E: “They were visible in the water- we were covering.”

YM: “What were you covering?”

YM: “Really Josai, it is dead there.”

YM: “A blanket, spreading it over the water. Spreading it over a mat, then you go under its shade so that you spear one by one and put it in the boat, you spear one by one and you put in the boat.”

R: ”Are they visible in the water?”

YM: “The fish are also visible.”

R: “Where is the blanket and the mat resting?”

YM: “It rests on sticks, you make them criss-cross on supports. Then you put a mat, over it you put a blanket, then you can see under the water.”

R: “So you can see through the water then?”

YM: “Then you kneel.”

E: ‘That, Josai, must be it because when we look in water, what prevents us from seeing the fish is the sun. Yes, once you cut off the glare of the sun, the fish become visible. I think that is the reasoning they used. Do you think Josai we of these days can do that?”

YM: “Aaa none can do that. I also believe that this thing can happen, if you are in a canoe and happen to look under the canoe you find that anything that passess there you will be able to see it—when the glare of the sun is cut off by the canoe. Hmmm, you can see everything under water.”

E: “Don’t you know that bird that does like this (demonstrating). The reason why that bird does that, why it covers itself is to do the same as the old Mapulanda used to do- the Katembo of Nakooze. Yes of Nakooze yes in the village of the old man of Haatembo, the people who pull canoes. Yes that is where we end, father, we are the one who is Mapulanga Nakooze, who lives in Haatembo, he is Mapulanga Nakooze- of those rich people. My other name is Mbeza, the doer of things.”

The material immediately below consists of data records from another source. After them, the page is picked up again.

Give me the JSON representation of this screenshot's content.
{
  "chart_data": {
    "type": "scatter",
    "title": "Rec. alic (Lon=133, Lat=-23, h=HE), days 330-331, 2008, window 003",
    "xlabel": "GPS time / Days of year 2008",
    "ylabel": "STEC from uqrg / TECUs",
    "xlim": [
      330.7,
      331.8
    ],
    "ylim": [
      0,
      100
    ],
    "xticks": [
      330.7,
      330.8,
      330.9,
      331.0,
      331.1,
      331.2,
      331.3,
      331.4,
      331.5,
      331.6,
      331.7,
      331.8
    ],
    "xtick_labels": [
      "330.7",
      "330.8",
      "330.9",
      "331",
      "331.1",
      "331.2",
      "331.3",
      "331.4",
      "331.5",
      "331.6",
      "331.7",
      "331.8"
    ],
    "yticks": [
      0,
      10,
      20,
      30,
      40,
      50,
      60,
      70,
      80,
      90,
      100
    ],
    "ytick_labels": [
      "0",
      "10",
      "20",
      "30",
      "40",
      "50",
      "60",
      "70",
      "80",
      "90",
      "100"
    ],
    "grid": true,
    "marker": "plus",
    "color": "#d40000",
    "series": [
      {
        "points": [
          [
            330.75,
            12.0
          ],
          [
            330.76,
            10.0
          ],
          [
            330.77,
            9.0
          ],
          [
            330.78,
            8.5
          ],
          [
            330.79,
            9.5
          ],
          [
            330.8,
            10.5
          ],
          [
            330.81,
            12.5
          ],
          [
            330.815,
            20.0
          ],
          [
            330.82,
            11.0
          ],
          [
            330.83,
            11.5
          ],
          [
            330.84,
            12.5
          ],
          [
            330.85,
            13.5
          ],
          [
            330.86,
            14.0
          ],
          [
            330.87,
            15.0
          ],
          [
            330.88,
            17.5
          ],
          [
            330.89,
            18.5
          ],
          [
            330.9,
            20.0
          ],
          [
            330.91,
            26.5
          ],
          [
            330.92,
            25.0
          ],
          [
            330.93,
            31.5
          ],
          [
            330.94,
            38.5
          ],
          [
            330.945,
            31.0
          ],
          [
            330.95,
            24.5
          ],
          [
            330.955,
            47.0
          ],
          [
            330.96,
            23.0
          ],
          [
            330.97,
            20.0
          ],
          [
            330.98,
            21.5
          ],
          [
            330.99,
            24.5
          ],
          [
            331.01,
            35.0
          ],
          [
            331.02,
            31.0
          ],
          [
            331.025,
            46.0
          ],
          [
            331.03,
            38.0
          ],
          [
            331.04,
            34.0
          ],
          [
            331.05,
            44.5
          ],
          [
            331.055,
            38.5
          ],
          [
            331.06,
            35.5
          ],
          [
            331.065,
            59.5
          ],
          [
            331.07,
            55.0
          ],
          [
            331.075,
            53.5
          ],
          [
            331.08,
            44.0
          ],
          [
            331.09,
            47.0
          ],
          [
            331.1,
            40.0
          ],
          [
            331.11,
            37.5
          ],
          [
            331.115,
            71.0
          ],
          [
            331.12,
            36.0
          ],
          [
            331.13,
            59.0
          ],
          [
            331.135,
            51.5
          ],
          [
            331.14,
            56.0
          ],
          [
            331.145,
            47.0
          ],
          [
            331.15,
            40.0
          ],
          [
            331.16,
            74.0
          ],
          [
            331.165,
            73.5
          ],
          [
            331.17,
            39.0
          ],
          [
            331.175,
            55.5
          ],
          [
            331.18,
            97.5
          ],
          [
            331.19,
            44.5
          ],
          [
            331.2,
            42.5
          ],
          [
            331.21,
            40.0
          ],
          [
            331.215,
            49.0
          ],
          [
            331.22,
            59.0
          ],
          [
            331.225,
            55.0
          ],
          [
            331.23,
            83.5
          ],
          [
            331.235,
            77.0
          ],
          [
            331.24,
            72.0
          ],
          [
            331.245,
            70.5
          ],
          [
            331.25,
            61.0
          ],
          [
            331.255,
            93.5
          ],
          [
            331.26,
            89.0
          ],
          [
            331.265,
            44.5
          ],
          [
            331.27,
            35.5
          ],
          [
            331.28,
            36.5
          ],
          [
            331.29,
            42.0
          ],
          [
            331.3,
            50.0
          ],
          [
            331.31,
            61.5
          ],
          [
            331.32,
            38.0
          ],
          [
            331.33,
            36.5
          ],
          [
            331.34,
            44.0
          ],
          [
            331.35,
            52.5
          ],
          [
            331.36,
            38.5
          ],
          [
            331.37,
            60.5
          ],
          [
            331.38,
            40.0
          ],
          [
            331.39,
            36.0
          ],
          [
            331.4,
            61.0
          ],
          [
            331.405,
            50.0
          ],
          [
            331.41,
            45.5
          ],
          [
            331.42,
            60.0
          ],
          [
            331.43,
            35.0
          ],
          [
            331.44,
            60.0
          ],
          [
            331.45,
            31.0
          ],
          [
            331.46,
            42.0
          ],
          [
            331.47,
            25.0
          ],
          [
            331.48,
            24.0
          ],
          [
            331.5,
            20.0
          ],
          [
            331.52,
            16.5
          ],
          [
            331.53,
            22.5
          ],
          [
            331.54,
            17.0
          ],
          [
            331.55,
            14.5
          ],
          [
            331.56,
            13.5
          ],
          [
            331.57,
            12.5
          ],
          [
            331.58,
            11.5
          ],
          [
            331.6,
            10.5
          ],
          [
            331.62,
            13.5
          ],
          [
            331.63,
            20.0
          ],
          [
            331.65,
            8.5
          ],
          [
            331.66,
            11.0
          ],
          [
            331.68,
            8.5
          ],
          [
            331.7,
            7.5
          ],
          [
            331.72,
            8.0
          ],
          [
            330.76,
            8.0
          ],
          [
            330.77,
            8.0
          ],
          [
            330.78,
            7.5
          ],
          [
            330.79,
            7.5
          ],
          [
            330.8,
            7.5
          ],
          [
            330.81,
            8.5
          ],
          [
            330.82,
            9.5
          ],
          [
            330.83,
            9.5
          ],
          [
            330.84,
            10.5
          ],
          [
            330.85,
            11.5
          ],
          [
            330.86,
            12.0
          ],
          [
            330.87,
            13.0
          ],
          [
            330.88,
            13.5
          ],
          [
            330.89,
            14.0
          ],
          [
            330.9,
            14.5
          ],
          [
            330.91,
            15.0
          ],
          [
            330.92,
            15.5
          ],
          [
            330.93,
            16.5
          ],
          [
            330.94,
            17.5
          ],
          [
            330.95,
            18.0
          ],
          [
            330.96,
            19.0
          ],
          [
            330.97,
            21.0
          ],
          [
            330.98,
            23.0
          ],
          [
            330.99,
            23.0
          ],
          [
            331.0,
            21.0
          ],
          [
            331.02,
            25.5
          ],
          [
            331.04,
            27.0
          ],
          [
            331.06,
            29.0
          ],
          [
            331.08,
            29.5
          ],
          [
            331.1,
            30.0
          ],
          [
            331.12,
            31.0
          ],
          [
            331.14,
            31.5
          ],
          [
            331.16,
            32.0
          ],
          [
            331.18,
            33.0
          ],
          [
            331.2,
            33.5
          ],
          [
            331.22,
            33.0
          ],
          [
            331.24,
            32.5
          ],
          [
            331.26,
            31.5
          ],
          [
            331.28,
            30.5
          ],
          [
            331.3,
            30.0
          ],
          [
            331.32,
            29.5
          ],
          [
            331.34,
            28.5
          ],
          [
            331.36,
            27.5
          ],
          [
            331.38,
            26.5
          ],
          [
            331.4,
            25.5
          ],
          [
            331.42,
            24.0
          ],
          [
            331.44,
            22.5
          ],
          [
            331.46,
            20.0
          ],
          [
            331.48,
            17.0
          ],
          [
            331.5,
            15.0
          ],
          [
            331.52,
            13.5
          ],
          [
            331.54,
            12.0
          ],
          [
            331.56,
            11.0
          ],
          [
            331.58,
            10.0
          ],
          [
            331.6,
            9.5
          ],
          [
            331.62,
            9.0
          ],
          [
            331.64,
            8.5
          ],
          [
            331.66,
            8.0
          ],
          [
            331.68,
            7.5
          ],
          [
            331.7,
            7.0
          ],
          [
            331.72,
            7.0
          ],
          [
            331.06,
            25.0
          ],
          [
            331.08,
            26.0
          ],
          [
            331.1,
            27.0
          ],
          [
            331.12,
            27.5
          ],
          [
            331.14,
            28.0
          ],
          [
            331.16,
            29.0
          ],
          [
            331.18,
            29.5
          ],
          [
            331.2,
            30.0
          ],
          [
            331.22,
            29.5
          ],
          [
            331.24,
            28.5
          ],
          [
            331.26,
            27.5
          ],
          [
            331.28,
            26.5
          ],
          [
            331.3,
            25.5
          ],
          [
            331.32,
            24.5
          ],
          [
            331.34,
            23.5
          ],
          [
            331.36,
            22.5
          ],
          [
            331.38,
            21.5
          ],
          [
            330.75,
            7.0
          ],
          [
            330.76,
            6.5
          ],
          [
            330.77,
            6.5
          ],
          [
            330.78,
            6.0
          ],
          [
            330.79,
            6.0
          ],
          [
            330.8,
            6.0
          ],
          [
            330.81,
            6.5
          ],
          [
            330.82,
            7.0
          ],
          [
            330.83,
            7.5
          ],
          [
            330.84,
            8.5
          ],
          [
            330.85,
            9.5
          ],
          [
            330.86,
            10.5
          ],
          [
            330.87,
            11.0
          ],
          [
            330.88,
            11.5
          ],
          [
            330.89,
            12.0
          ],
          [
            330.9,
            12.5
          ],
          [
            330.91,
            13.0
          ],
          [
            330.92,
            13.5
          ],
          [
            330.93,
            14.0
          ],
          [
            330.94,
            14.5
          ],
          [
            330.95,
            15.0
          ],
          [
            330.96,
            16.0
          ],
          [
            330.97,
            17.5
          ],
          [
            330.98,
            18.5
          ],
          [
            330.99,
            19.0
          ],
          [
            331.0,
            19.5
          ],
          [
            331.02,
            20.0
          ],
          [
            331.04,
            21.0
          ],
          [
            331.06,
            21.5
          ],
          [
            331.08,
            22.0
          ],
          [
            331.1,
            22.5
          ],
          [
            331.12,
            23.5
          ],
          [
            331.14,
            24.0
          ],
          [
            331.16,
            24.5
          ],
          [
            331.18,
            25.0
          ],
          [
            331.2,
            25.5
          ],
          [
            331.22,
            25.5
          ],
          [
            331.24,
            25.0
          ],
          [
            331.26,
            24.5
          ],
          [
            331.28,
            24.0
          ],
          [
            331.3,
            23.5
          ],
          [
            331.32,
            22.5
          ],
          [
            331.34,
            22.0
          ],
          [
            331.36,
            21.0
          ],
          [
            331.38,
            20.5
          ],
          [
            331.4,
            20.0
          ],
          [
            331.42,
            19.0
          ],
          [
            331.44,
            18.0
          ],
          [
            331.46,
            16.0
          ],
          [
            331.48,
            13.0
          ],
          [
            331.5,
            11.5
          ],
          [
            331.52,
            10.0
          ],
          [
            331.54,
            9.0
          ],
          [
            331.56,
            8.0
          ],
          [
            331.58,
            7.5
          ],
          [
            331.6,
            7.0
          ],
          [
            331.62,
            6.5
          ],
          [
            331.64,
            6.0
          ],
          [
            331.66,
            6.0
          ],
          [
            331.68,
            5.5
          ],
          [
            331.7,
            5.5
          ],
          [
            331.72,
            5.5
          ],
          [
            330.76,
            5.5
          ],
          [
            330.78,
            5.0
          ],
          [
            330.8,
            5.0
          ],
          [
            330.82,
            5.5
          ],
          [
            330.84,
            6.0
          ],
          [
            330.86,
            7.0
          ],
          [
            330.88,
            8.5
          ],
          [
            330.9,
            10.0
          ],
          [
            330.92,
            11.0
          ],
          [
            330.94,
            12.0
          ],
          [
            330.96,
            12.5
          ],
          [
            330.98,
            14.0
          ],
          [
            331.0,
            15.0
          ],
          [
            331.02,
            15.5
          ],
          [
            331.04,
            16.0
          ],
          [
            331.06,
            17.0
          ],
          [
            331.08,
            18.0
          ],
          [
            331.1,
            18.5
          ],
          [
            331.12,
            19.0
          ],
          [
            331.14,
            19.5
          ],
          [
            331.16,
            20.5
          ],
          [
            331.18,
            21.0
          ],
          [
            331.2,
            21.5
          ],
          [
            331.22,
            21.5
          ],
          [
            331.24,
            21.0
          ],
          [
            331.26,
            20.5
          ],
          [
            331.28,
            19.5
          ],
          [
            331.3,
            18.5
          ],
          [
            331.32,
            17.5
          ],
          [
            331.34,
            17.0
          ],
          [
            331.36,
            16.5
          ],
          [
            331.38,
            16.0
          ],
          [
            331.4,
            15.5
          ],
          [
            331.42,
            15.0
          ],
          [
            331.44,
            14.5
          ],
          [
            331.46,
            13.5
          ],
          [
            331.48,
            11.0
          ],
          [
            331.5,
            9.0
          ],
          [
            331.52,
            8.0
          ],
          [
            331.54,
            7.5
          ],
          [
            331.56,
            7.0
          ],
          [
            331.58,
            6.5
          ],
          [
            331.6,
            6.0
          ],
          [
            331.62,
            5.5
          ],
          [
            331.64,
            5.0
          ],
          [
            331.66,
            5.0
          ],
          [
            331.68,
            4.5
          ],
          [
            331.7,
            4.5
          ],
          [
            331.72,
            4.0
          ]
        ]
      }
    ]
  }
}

YM: “He is the doer of things.”

E: “I am Shankombo- I am Kupola, I am Shikongwa Makondo (he who can not be frightened in battles).”

YM: “He who went to the western side of Bweengwa.”

E: “Me who reached the western side of Bweengwa.”

YM: “Yes, that’s where we end, me who is speaking, I am Dimas of Museka- I am Dimas Kambalanje.”

YM: “Of Museka- where they laugh at table!”